There are people who complain, seeing insurmountable problems everywhere, and there are people who take action infused by hope and informed by facts and evidence. We were thrilled to see people in the latter category, working for the future of the city's children, and thus all of us, honored this week by Colin and Alma Powell's America's Promise Alliance. The alliance named Jackson one of the country's 100 Best Communities for Young People.
What's farsighted—and very Powell-esque—about this award is that it's not given to communities with few challenges or to those that have overcome their problems. It is awarded to communities that unite to solve them.
Often lost in political and crime rhetoric about Jackson is the vast alliance of groups and individuals who are determined to attack our problems at their roots. This coalition contains Democrats and Republicans, young and older, and a variety of races. These are people who recognize the challenges our young people face in a city where a quarter of the residents live in poverty. Poverty is not the sole cause of crime, but as Richard Rhodes reports in his book, "Why They Kill," young people who grow up in poverty are more likely to act out when other difficult conditions exist. Those conditions range from growing up in violent cultures and abusive homes to being from communities that are constantly disparaged in the mainstream media, thus increasing feelings of hopelessness and inequality.
It's not easy to dismantle the deck many of our children have stacked against them, and many will shrug and tell us just to arm ourselves against "the other."
Fortunately, the solution is more sophisticated than yelling "DRAW!" This city is blessed to have dedicated people—from city leadership to social-service organizations—who take the time to learn the best practices that it will take to change our city. They are also smart enough to know that we must plant a tree today in order to see it grow leaves a few years from now.

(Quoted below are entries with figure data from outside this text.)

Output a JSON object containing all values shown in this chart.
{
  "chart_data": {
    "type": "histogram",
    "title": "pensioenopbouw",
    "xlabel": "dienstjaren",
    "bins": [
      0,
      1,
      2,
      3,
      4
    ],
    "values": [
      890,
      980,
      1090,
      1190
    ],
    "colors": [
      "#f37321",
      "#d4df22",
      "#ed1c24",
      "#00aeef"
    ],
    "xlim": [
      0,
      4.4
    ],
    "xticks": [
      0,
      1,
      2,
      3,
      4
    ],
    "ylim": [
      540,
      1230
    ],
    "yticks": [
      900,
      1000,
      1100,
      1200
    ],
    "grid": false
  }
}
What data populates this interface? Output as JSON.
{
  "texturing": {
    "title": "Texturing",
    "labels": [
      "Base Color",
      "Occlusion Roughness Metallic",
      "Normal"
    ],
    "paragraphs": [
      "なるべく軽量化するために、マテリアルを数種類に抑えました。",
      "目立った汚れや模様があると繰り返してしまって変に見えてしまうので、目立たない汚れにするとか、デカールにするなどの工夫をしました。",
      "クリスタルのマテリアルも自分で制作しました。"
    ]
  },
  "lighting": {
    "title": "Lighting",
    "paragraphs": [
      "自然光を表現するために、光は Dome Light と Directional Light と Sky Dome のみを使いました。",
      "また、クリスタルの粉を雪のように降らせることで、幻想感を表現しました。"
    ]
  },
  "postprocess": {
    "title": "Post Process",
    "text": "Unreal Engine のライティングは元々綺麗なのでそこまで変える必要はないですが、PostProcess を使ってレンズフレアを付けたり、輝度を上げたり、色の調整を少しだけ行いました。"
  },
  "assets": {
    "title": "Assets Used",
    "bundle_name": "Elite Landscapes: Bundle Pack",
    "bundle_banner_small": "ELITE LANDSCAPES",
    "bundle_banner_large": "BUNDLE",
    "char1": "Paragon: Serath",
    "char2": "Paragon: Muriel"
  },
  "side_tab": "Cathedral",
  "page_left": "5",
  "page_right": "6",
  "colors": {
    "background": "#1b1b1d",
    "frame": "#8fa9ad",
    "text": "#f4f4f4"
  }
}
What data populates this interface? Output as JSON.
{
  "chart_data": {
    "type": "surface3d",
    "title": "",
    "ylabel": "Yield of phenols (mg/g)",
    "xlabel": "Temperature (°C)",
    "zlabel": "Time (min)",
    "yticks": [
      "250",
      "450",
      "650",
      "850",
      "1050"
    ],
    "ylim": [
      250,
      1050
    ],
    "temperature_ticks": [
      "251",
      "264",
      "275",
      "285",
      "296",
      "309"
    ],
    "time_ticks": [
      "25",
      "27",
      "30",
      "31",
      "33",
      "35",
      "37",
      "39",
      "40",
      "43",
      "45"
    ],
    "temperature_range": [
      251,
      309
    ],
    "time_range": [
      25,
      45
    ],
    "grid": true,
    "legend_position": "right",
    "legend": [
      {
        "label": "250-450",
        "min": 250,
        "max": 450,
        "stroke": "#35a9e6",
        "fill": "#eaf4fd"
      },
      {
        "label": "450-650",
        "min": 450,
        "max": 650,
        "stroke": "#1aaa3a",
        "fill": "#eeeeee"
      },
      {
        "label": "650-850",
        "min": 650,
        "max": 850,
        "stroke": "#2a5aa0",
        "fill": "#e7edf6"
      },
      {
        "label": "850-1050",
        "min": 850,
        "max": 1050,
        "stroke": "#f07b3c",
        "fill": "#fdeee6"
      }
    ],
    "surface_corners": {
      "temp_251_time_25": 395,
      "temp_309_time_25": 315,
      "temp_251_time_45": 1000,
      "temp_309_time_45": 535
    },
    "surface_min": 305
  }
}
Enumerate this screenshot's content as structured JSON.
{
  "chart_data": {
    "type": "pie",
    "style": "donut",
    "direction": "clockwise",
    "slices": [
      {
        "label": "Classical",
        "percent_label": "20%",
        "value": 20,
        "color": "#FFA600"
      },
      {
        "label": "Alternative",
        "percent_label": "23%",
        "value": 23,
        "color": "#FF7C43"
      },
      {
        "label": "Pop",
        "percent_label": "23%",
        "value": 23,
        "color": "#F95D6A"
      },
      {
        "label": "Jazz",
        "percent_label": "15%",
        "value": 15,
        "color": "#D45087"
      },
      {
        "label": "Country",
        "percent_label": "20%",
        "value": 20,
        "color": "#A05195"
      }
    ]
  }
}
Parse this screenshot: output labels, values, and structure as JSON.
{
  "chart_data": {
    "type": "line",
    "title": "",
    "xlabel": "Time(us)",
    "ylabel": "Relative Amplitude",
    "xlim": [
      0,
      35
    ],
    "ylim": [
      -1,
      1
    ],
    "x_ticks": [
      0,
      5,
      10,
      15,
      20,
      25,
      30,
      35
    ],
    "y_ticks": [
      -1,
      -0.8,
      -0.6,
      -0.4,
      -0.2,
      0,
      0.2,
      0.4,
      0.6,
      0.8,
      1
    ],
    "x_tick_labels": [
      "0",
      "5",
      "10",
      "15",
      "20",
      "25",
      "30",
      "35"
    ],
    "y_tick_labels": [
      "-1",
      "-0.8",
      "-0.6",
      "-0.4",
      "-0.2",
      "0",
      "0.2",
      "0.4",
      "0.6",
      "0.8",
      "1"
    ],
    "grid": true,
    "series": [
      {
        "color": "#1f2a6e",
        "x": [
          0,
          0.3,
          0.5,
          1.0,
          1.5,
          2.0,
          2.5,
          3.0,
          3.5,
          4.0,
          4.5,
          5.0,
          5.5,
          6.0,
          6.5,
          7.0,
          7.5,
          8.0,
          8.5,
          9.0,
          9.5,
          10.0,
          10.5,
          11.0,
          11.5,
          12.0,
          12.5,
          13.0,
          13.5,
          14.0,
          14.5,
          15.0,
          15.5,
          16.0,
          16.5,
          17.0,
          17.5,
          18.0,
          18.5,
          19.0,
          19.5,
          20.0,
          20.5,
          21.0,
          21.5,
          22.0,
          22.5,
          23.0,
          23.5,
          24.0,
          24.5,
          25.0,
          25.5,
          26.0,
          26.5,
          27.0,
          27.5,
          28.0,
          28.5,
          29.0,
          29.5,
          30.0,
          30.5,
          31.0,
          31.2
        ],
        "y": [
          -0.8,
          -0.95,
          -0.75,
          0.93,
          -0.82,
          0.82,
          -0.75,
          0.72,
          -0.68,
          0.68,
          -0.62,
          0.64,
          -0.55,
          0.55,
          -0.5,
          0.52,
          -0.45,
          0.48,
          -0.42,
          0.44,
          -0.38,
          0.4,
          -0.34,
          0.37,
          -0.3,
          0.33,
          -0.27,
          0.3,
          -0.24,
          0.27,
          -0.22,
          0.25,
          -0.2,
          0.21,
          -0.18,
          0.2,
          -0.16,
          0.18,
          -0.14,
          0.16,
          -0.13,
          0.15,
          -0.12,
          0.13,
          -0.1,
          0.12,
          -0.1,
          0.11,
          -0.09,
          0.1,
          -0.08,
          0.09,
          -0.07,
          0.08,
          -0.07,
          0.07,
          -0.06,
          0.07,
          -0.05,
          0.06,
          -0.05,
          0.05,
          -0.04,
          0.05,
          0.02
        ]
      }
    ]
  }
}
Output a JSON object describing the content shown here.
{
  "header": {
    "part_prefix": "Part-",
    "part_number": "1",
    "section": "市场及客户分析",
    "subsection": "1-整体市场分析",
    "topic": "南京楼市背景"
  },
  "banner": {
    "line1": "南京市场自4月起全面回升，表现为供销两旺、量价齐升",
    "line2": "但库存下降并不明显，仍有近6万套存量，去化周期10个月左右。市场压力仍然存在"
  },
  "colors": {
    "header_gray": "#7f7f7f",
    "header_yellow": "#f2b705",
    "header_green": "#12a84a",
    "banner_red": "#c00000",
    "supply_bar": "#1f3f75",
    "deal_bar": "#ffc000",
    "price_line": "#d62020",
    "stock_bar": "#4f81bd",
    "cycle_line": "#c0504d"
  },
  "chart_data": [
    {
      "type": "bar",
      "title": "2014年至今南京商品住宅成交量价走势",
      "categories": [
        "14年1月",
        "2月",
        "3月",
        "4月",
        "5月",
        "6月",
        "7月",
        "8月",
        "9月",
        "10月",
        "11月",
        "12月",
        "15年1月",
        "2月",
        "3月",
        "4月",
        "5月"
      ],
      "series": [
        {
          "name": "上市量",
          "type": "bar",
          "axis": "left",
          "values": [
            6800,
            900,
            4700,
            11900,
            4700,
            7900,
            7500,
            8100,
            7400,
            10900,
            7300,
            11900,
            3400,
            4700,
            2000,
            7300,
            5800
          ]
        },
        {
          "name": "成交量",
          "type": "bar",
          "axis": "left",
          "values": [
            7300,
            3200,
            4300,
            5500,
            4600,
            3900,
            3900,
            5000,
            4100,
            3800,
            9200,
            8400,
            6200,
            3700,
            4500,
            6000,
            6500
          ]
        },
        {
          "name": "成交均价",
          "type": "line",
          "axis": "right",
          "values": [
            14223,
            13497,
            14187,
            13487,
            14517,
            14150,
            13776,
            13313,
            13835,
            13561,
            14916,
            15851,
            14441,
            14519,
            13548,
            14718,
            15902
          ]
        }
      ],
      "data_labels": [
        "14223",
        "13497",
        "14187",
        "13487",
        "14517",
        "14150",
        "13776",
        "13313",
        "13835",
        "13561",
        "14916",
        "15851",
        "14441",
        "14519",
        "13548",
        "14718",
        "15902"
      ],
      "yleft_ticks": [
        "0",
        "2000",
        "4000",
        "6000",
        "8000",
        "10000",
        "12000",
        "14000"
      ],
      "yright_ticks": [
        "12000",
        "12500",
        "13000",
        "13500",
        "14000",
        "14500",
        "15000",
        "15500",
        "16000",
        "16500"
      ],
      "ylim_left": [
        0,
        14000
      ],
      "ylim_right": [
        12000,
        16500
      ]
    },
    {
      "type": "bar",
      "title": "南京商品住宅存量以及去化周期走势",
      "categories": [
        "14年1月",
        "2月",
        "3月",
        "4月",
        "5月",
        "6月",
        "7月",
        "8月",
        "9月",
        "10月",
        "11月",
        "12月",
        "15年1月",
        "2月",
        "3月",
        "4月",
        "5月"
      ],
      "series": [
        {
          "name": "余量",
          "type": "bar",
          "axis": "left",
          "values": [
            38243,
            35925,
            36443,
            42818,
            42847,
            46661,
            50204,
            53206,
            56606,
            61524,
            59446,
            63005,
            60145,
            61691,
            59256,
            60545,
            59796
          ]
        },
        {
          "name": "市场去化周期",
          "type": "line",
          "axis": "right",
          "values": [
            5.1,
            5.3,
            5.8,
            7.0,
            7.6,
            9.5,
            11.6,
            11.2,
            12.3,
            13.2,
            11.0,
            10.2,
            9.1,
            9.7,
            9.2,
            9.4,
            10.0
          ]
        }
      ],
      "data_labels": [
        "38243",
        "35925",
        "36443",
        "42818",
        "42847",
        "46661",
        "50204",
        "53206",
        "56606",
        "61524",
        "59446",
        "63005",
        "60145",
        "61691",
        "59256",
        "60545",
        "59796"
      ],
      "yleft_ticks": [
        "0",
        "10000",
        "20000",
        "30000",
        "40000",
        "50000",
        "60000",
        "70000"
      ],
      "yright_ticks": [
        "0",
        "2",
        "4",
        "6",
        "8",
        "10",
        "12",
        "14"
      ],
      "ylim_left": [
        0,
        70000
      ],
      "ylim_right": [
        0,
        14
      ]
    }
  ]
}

Powell's group knows that just one thing, or one person, cannot solve the challenges. It urges five promises for children: caring adults, safe places, healthy habits, effective education (including early childhood) and opportunities for young people to then help others. In his book, Rhodes reports on the need for "pro-social" behaviors to help children develop empathy skills for others. (See Elizabeth Waibel's report about teaching etiquette skills to Chastain students for one example. Kids with good manners are more successful.)
It may not be fashionable in some (boorish) circles to believe in Jackson and our young people, but it is the only route for anyone serious about reducing both poverty and crime. It should not be political, and Republicans such as Powell and our own Jim Barksdale, a strident proponent of public education, demonstrate how smart people must approach crime and poverty. Let's all follow their lead.